Rogers, who earned a Tony nomination for BOOP! The Musical, will star as the novice whose arrival transforms the von Trapp family against the backdrop of Nazi-occupied Austria. Additional cast members haven't been announced yet.
While many audiences know The Sound of Music through the beloved 1965 film starring Julie Andrews, deBessonet says she's especially interested in the musical's deeper themes. "It's a story that is about an authoritarian regime encroaching, and it is a story in which we are holding both the epic and the personal," she told The New York Times. "It has the story of a family that is dealing with grief and brokenness and needs to heal set against a very specific historical backdrop."

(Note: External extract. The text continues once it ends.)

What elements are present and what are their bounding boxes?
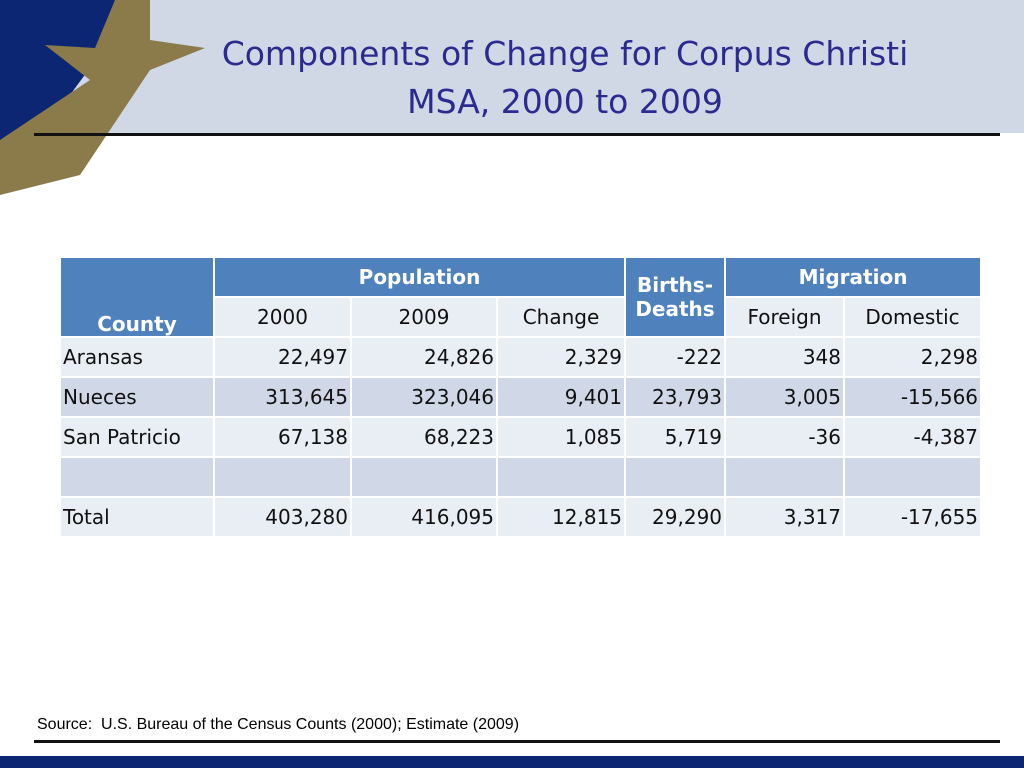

The revival is the headliner for Lincoln Center Theater's newly unveiled 2026-27 season, which is stacked with high-profile productions. Also coming to Broadway this fall is the first-ever Broadway revival of Aaron Sorkin's courtroom drama A Few Good Men, which will be directed by Tony winner Michael Arden. The West Wing star Bradley Whitford, who appeared in the play's original Broadway production, and The Hunger Games: The Ballad of Songbirds & Snakes actor Tom Blyth will lead the cast when previews begin on Oct. 8, ahead of an Oct. 29 opening.
Off Broadway, Lincoln Center will revive August Wilson's Seven Guitars, present the world premiere of Kimberly Belflower's Born in the Dirt, welcome Matthew Rhys in the one-man show Playing Burton, and stage the already announced The Whoopi Monologues featuring Kerry Washington, Dominique Fishback, Kecia Lewis, Danielle Pinnock and Kara Young.
"Our second season is rooted in a simple belief: people are hungry for meaningful shared experiences," deBessonet said in a statement. "We have curated a collection of shows that invite connection and conversation with the world around us."
For Broadway fans, it's shaping up to be a season of familiar favorites, star-powered casts and at least one chance to hear "Do-Re-Mi" in Lincoln Center again.